Le CRTC en était mercredi à la troisième journée de ses audiences publiques pour déterminer si le géant des télécommunications devrait pouvoir conclure une entente pour grossir davantage.

Cogeco, quatrième entreprise de câblodistribution en importance au Canada, a estimé que l'entente, qualifiée de «méga transaction», accorderait trop de pouvoir à Bell.

«Les consommateurs du Québec et du Canada ne sont pas dupes. Ils comprennent très bien qu'il y aura moins de concurrence si la méga transaction est approuvée, et combien il leur en coûtera en fin de compte», a déclaré Louis Audet, président et chef de la direction de Cogeco.

Par ailleurs, le Syndicat des communications, de l'énergie et du papier (SCEP), l'un des plus importants syndicats des médias au pays, a sonné l'alarme à propos de l'offre d'achat déposée par Bell.

Bell possède déjà le réseau de télévision CTV et l'ancien groupe de radio CHUM, ainsi qu'une longue liste de chaînes spécialisées, sans oublier Bell Canada, la plus importante entreprise de télécommunications du pays.

Le SCEP a déclaré à l'organisme fédéral de réglementation que la concentration des médias au pays avait de graves conséquences.

Selon le vice-président du syndicat, Peter Murdoch, la concentration des médias, en plus de réduire la diversité et d'affaiblir la concurrence, a réduit les possibilités d'emploi dans le domaine de la création de contenu.

Voilà pourquoi, a-t-il dit, le SCEP s'oppose à l'entente.

Si le CRTC approuve la vente, il devrait s'assurer que Bell renforcera la programmation originale de nouvelles locales, a ajouté M. Murdoch.

«Vous pourriez l'approuver, cependant, si les preuves qui vous sont présentées établissent que la vente bénéficierait de façon significative et sans équivoque aux Canadiens et au secteur de la télédiffusion, et si ces avantages dépassent les graves inquiétudes qu'a soulevées la proposition, particulièrement pour le secteur de l'information et des nouvelles locales», a-t-il déclaré.

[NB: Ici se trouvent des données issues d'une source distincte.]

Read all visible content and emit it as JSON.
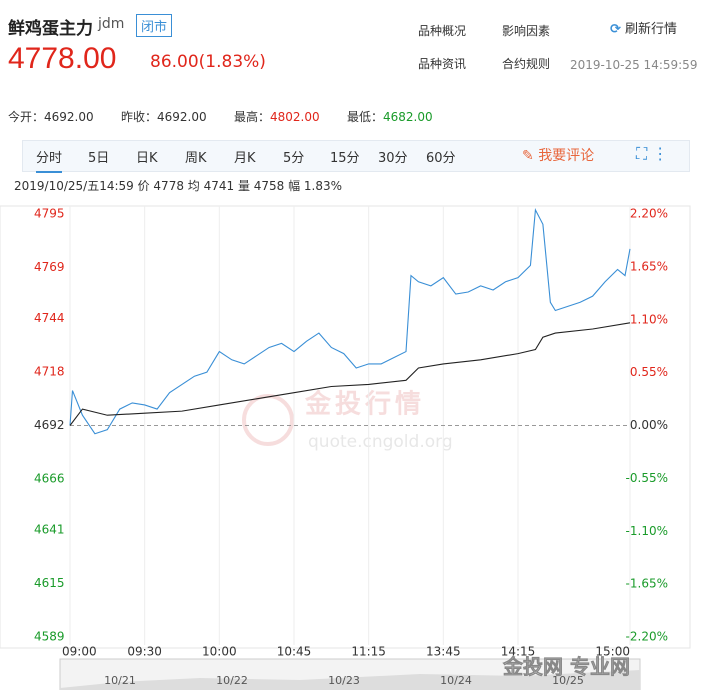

Selon M. Murdoch, le CRTC devrait exiger de Bell des investissements de 43,5 millions $ dans la production de nouvelles à la radio et à la télévision.

Le syndicat soutient également que depuis 2008, CTV a réduit de 24 pour cent son personnel dans le secteur de la télévision, incluant 233 emplois depuis son acquisition par BCE. Astral a de son côté réduit ses dépenses en nouvelles radio de huit pour cent depuis 2008, a ajouté M. Murdoch.

Québecor et Telus ont déjà exprimé leurs inquiétudes concernant l'offre d'achat qui, selon eux, donnerait trop de contrôle à Bell au sein du paysage canadien de la télédiffusion. Le câblodistributeur Shaw y est pour sa part favorable.

Bell, de son côté, a affirmé que l'achat d'Astral Media permettrait une plus grande concurrence sur le marché francophone québécois, qui est dominé par Québecor. L'entreprise soutient également qu'elle posséderait, à la suite de la transaction, 33,5 pour cent du marché télévisuel anglophone et 24,4 pour cent du marché francophone.

Le projet d'acquisition vise à créer un empire médiatique qui s'attaquerait à ses rivaux en matière d'offre de contenu numérique aux consommateurs, via divers services en ligne et appareils mobiles tels que les téléphones intelligents et les tablettes électroniques.

L'ACTRA, un syndicat qui représente des artistes de partout au pays, appuie la transaction, mais à certaines conditions.